Blowing the Whistle: Former US Official Reveals Risks Faced by Internal Critics
US President Barack Obama has said that Edward Snowden should have used official channels instead of taking NSA spying public. Now, a former high-ranking US government official has revealed how the Pentagon retaliates against internal critics.
(excerpt)
The row stems from the fact that Crane disputes the version of events still put forward today by President Barack Obama and Democratic Party presidential candidate Hillary Clinton when discussing Edward Snowden, the most prominent whistleblower of our times. Snowden didn't have to go underground and he didn't have to take his story public -- that's the message the US government constantly repeats. The system works, the error was made by Snowden: That has been Obama's subtext.
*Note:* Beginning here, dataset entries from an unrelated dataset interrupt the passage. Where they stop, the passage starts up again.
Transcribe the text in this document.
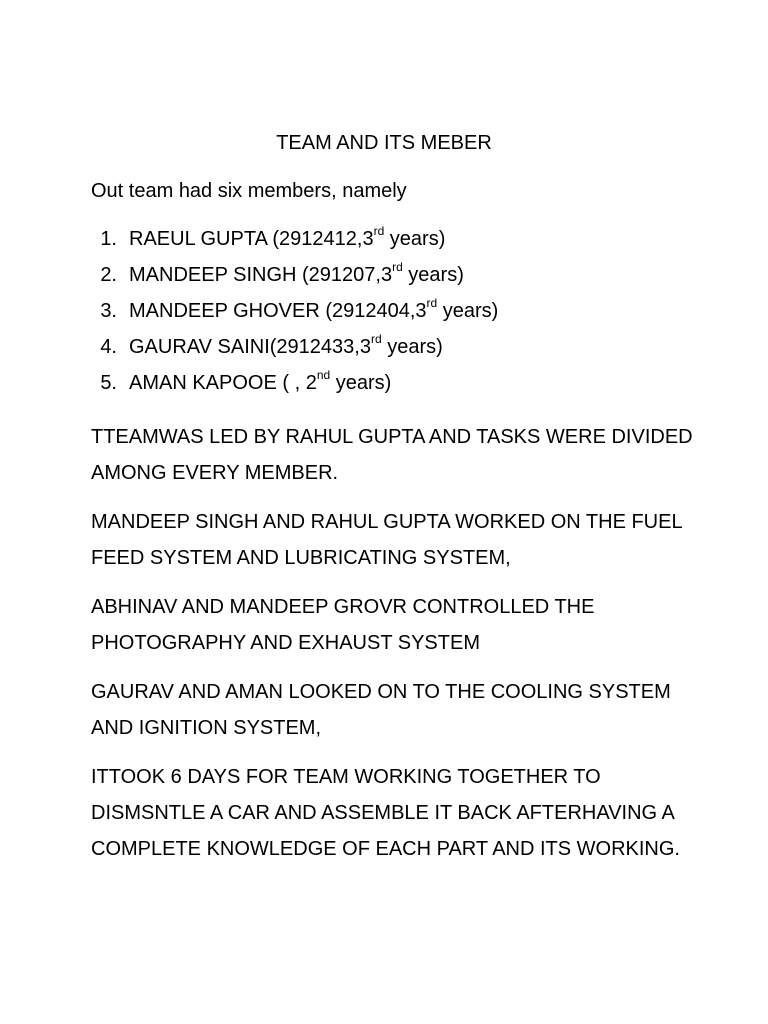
TEAM AND ITS MEBER
Out team had six members, namely
1. RAEUL GUPTA (2912412,3rd years)
2. MANDEEP SINGH (291207,3rd years)
3. MANDEEP GHOVER (2912404,3rd years)
4. GAURAV SAINI(2912433,3rd years)
5. AMAN KAPOOE ( , 2nd years)

TTEAMWAS LED BY RAHUL GUPTA AND TASKS WERE DIVIDED AMONG EVERY MEMBER.

MANDEEP SINGH AND RAHUL GUPTA WORKED ON THE FUEL FEED SYSTEM AND LUBRICATING SYSTEM,

ABHINAV AND MANDEEP GROVR CONTROLLED THE PHOTOGRAPHY AND EXHAUST SYSTEM

GAURAV AND AMAN LOOKED ON TO THE COOLING SYSTEM AND IGNITION SYSTEM,

ITTOOK 6 DAYS FOR TEAM WORKING TOGETHER TO DISMSNTLE A CAR AND ASSEMBLE IT BACK AFTERHAVING A COMPLETE KNOWLEDGE OF EACH PART AND ITS WORKING.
In reference to Snowden, Obama says there "were other avenues available for somebody whose conscience was stirred and thought that they needed to question government actions." Hillary Clinton has also expressed a similar sentiment during the primary campaign. Snowden "could have been a whistleblower" within the government apparatus, she said. "He could have gotten all of the protections of being a whistleblower. He could have raised all the issues that he has raised. And I think there would have been a positive response to that."
At his home in Virginia, Crane casts his gaze across the Potomac towards the Pentagon. He knows that the truth is rather different and that things aren't quite as simple as Obama and Clinton seek to portray them. How could Snowden have taken advantage of the internal avenues available? He wasn't a government official. He was the employee of a private company that worked for the NSA. As such, it was unclear whether Snowden enjoyed the same legal protections as whistleblowers within the government. And even if he were, Crane has doubts today that he would have been treated appropriately.
Crane sighs and struggles to find the right words to explain his doubts. "I witnessed a dramatic example of what can happen to a whistleblower if he behaves as stipulated and turns to the official channels," he says. Yet everything had seemed so well thought out when the government in the 1970s provided a contact point for whistleblowers within the military apparatus and the NSA.